DOI:10.1188/19.ONF.228-237
PMID:30767969
原文链接:https://pmc.ncbi.nlm.nih.gov/articles/PMC8106538/
Abstract

OBJECTIVES

To examine the relationship of the Childhood Cancer Symptom Cluster-Leukemia (CCSC-L) with health-related quality of life (HRQOL).

SAMPLE & SETTING: 327 children receiving treatment for acute lymphoblastic leukemia from four pediatric oncology programs across the United States.

METHODS & VARIABLES: Participants completed fatigue, sleep disturbance, pain, nausea, and depression symptom questionnaires at four time points; these symptoms comprised the CCSC-L. HRQOL was measured at the start of postinduction therapy and then at the start of maintenance therapy. Relationships between the CCSC-L and HRQOL scores were examined with longitudinal parallel-process modeling.

RESULTS

The mean HRQOL significantly increased over time (p < 0.001). The CCSC-L had a significant negative association with HRQOL scores at the start of postinduction therapy (beta = -0.53, p < 0.005) and the start of maintenance therapy (beta = -0.33, p < 0.015). Participants with more severe symptoms in the CCSC-L over time had significantly lower HRQOL at the start of maintenance therapy (beta = -0.42, p < 0.005).

IMPLICATIONS FOR NURSING

Nurses are pivotal in providing management strategies to minimize symptom severity that may improve HRQOL.

摘要

目的

探讨儿童癌症症状群 - 白血病(CCSC - L)与健康相关生活质量(HRQOL)之间的关系。

样本与背景

来自美国四个儿科肿瘤项目的327名接受急性淋巴细胞白血病治疗的儿童。

方法与变量

参与者在四个时间点完成疲劳、睡眠障碍、疼痛、恶心和抑郁症状问卷;这些症状构成了CCSC - L。
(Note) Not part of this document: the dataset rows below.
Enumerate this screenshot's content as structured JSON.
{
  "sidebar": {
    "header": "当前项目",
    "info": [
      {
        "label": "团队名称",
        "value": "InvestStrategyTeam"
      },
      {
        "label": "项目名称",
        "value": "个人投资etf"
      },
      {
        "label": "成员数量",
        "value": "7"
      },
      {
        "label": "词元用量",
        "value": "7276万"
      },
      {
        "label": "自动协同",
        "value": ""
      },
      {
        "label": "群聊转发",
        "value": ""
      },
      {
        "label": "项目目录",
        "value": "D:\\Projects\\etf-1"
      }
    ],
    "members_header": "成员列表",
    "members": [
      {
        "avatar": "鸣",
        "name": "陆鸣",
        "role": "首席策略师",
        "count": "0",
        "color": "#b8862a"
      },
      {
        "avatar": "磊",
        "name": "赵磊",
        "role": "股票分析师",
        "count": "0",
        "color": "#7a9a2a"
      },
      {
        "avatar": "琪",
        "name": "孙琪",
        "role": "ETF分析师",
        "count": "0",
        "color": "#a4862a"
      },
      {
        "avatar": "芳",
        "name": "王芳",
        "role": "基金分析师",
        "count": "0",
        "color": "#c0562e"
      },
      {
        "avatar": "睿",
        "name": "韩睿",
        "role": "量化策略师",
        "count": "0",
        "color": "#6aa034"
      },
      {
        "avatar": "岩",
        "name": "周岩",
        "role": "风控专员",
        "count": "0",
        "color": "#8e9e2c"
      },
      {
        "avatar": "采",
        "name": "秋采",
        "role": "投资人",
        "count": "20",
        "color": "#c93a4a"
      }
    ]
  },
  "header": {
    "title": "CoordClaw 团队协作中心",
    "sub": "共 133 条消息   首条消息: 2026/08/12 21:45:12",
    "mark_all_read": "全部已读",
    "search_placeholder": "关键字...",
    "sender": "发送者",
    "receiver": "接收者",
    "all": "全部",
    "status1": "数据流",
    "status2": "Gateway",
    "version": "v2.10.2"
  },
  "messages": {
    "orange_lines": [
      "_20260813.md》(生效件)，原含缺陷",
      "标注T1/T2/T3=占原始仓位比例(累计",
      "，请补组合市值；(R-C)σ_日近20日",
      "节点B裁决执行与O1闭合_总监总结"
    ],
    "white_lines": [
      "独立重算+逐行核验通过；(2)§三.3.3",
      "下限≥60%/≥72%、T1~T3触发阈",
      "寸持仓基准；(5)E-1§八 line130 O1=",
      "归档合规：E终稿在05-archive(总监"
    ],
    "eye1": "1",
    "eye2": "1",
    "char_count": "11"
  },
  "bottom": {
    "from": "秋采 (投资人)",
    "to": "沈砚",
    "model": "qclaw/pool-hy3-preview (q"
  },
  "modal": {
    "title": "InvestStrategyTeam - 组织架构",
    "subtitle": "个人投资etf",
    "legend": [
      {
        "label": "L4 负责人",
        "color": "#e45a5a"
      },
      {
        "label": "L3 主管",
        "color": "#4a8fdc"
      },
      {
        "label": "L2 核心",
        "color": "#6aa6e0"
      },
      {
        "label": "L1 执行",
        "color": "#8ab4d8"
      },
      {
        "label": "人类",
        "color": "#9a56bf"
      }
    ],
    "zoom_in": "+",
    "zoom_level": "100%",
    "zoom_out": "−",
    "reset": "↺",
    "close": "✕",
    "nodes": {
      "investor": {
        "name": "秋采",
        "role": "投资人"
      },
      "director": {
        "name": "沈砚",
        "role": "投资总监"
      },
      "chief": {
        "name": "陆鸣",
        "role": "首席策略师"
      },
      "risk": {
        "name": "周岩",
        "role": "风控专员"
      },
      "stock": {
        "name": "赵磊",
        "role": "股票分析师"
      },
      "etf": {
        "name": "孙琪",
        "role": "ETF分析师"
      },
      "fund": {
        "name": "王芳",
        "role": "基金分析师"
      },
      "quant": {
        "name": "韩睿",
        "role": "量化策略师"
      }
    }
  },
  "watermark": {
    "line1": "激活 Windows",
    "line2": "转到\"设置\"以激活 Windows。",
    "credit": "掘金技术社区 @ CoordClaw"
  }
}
在诱导治疗后开始时以及维持治疗开始时测量HRQOL。使用纵向平行过程模型研究CCSC - L与HRQOL得分之间的关系。

结果

HRQOL的平均值随时间显著增加(p < 0.001)。CCSC - L在诱导治疗后开始时(β = -0.53,p < 0.005)和维持治疗开始时(β = -0.33,p < 0.015)与HRQOL得分存在显著负相关。随着时间推移,CCSC - L中症状更严重的参与者在维持治疗开始时的HRQOL显著更低(β = -0.42,p < 0.005)。

对护理的启示

护士在提供管理策略以最小化可能改善HRQOL的症状严重程度方面起着关键作用。